Whilst small numbers of sailors are armed with L85A1’s, the majority have been issued with either Sterling SMG’s or L1A1 SLR’s. Support weapons are minimal (large numbers of GPMG’s have been taken from the non operational warships, but most of these have gone to the Army). Isolated from the main body of HMG’s forces in Southern England and threatened by the Duke of Cornwall, the Plymouth Shore Company has converted a number of vehicles into heavily armed and armoured gun trucks, using weaponry taken from the RN Gunnery School. In keeping with the Royal Navy’s tradition of designating shore establishments as ships and naming them accordingly with the “HMS” prefix, the sailors have given each of the gun trucks a name, most of which are intended to be humorous.
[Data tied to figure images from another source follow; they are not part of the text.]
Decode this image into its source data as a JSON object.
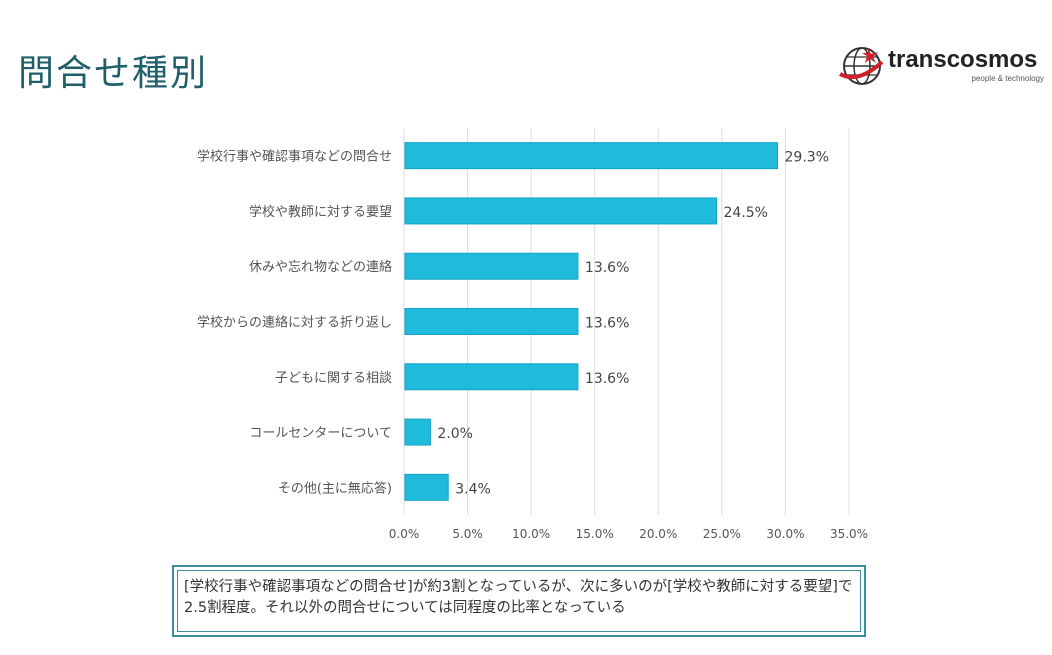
{
  "page": {
    "title": "問合せ種別",
    "logo": {
      "name": "transcosmos",
      "tagline": "people & technology",
      "icon": "globe-logo-icon"
    },
    "note": "[学校行事や確認事項などの問合せ]が約3割となっているが、次に多いのが[学校や教師に対する要望]で2.5割程度。それ以外の問合せについては同程度の比率となっている"
  },
  "colors": {
    "bar": "#1ebbdd",
    "bar_edge": "#16a3c3",
    "title": "#1f5f6a",
    "note_border": "#3b8fa0"
  },
  "chart_data": {
    "type": "bar",
    "orientation": "horizontal",
    "categories": [
      "学校行事や確認事項などの問合せ",
      "学校や教師に対する要望",
      "休みや忘れ物などの連絡",
      "学校からの連絡に対する折り返し",
      "子どもに関する相談",
      "コールセンターについて",
      "その他(主に無応答)"
    ],
    "values": [
      29.3,
      24.5,
      13.6,
      13.6,
      13.6,
      2.0,
      3.4
    ],
    "value_labels": [
      "29.3%",
      "24.5%",
      "13.6%",
      "13.6%",
      "13.6%",
      "2.0%",
      "3.4%"
    ],
    "xlim": [
      0,
      35
    ],
    "xticks": [
      0,
      5,
      10,
      15,
      20,
      25,
      30,
      35
    ],
    "xtick_labels": [
      "0.0%",
      "5.0%",
      "10.0%",
      "15.0%",
      "20.0%",
      "25.0%",
      "30.0%",
      "35.0%"
    ],
    "grid": true,
    "legend": "none"
  }
}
The main weapon of the Navy’s remaining warships is the 4.5 inch gun, supplemented by 30mm and 20mm cannons and limited numbers of .50 Heavy Machine Guns and GPMG’s. HMS Trafalgar has a small number of spearfish torpedoes available. Missiles such as Sea Dart, Sea Wolf, and Harpoon are extremely rare.
Additionally, a small number of Trident nuclear missiles are stored at Portsmouth under conditions of high security (HMG has deliberately made it widely known to representatives of foreign Governments that at least one Trident submarine has survived thus far and remains on patrol ready to retaliate against further nuclear strikes. Whether this is true or not is unknown.)